米国を抜き、世界最大に成長した中国の自動車市場を舞台に、日本の自動車メーカーの競争が激しさを増している。2010年4月23日~5月2日に、アジア最大級の自動車展示会「北京国際モーターショー」が開かれ、日米欧の自動車メーカーの経営トップが相次いで乗り込み、環境車の性能などをアピールした。各社は現地生産や内陸部での販売拡大も加速し、最大市場のシェア獲得を競っている。
今回のモーターショーには世界の16カ国・地域から、部品企業などを含めて約2100社が参加。今回のキーワードとして日本勢の多くは「環境対応」を掲げた。だが、富裕層を取り込む「高級感」のアピールもポイントの一つだった。
トヨタのEV試作車がお目見え
日産自動車は2011年春にも中国で販売する電気自動車(EV)「リーフ」を展示。カルロス・ゴーン社長が現地入りし、大都市内の移動手段として中国でも有望視されるEVの普及で「先駆け」を目指す考えを示した。

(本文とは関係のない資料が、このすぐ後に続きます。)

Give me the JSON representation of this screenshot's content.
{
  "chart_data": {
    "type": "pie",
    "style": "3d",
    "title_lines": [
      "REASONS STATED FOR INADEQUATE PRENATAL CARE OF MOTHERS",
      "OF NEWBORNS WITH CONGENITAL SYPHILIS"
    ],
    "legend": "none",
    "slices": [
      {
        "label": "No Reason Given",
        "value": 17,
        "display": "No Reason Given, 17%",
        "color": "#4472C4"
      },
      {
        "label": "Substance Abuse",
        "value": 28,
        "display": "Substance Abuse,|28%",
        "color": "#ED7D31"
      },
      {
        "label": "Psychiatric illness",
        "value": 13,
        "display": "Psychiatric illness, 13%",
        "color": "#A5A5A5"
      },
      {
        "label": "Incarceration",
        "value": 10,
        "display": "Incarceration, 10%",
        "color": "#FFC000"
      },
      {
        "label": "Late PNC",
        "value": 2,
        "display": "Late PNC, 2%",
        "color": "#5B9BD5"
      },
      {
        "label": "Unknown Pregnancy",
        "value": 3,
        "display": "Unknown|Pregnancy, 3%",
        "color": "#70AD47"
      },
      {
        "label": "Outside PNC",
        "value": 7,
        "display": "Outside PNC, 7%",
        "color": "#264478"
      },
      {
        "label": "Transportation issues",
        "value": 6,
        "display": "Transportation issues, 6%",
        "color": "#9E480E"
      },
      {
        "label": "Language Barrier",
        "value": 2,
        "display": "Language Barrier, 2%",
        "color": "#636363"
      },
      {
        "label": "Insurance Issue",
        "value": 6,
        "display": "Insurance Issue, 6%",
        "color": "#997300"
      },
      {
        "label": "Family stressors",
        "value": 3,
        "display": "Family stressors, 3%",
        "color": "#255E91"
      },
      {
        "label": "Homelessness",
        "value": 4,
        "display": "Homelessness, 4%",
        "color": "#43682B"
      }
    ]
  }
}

「中国でビジネスをどう展開するかが将来の優劣を決める」と北京で語ったのは三菱自動車の益子修社長。プラグインハイブリッド車(PHV)「PXミーブ」を展示し、EV「アイミーブ」を2012年にも中国で発売することも発表。環境対応車で中国重視の姿勢を強調した。
大規模リコール(回収・無償修理)の余波が収まらないトヨタ自動車は技術開発担当の内山田竹志副社長が出席。EVの試作車「FT-EVⅡ」やPHV「プリウスプラグインハイブリッド」、ハイブリッド車(HV)「FT-CH」を展示し、技術力の高さを訴え、信頼回復につなげることも狙った。